Had I not known Gilbert frequents the folk circuit, listening to Unfamiliar Moon I would have thought he was a vocalist or torch singer in the style of Tony Bennett or kd lang. This collection is mostly a melancholy and mellow collection. There are no rockers like Takin' It All To Tennessee or anthemic singalongs like When Jimmy Falls in Love. The songs mostly deal with heavy topics: maritial infidelity, relationships ending, and war.
The ones that deal with cheating are standout tracks on the album. Lie To Me is presented, interestingly, as a gospel song.
The jazz stylings of "Unforgivable" recalls Nat King Cole, and demonstrates Gilbert's ability to jump across musical genres. Leaving Avon, with the catchy chorus, is more stylistically reminiscent of his previous albums. That Front Porch Song is a blues song of a mother whose husband has died in war. (Listen for the dog barking during the intro.)

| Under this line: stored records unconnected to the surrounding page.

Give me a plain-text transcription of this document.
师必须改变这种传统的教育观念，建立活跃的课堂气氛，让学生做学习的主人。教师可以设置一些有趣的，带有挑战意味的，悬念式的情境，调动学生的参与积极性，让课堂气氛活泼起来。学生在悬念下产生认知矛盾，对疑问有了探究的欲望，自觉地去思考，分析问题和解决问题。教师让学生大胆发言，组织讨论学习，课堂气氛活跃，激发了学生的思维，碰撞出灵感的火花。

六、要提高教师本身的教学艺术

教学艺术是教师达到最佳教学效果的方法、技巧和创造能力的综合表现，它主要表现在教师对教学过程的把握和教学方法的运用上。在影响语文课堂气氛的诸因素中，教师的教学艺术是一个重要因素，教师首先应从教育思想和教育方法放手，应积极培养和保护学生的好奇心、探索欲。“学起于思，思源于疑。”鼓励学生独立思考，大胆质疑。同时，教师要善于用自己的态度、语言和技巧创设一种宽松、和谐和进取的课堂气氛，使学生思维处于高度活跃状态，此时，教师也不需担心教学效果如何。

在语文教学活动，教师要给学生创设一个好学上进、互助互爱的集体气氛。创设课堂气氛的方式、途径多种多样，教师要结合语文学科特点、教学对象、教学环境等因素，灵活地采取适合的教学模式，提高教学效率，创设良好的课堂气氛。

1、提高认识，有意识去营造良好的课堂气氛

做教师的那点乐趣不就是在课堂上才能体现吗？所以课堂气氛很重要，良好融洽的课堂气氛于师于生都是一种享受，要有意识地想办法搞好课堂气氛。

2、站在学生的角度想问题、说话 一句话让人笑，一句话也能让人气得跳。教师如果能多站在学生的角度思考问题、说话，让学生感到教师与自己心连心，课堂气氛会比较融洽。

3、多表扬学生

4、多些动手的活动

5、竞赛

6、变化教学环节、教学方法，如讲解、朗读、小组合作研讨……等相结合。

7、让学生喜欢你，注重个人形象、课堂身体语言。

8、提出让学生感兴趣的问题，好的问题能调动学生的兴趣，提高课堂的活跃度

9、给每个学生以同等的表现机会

The title track is Gilbert's most-requested song and it's easy to see why. The song has a compelling melody; appropriate, but not overwhelming, backing instrumentation; expert imagery and passionate delivery. Gilbert sings "Now that there's no you, everything is new, like this unfamiliar moon."
Amid all this heartbreak, Gilbert throws in Your Brighter Day to cheer things up.
The album ends with two songs for peace: I've Got a Plane and Alone Down Here. I've Got A Plane ends with what sounds like an outtake of Gilbert jazz-scat singing. Duke Levine throws in some pretty mean lap steel guitar to give the song a country flavor.
Unlike his first earliest albums, Gilbert seems natural in the studio on Unfamiliar Moon. The instrumentation is complex, but not distracting from the song. Gilbert's vocals are still prime in the mix. This is a mature collection of songs that will not grow old with repeated listenings. This is easily Gilbert's best album.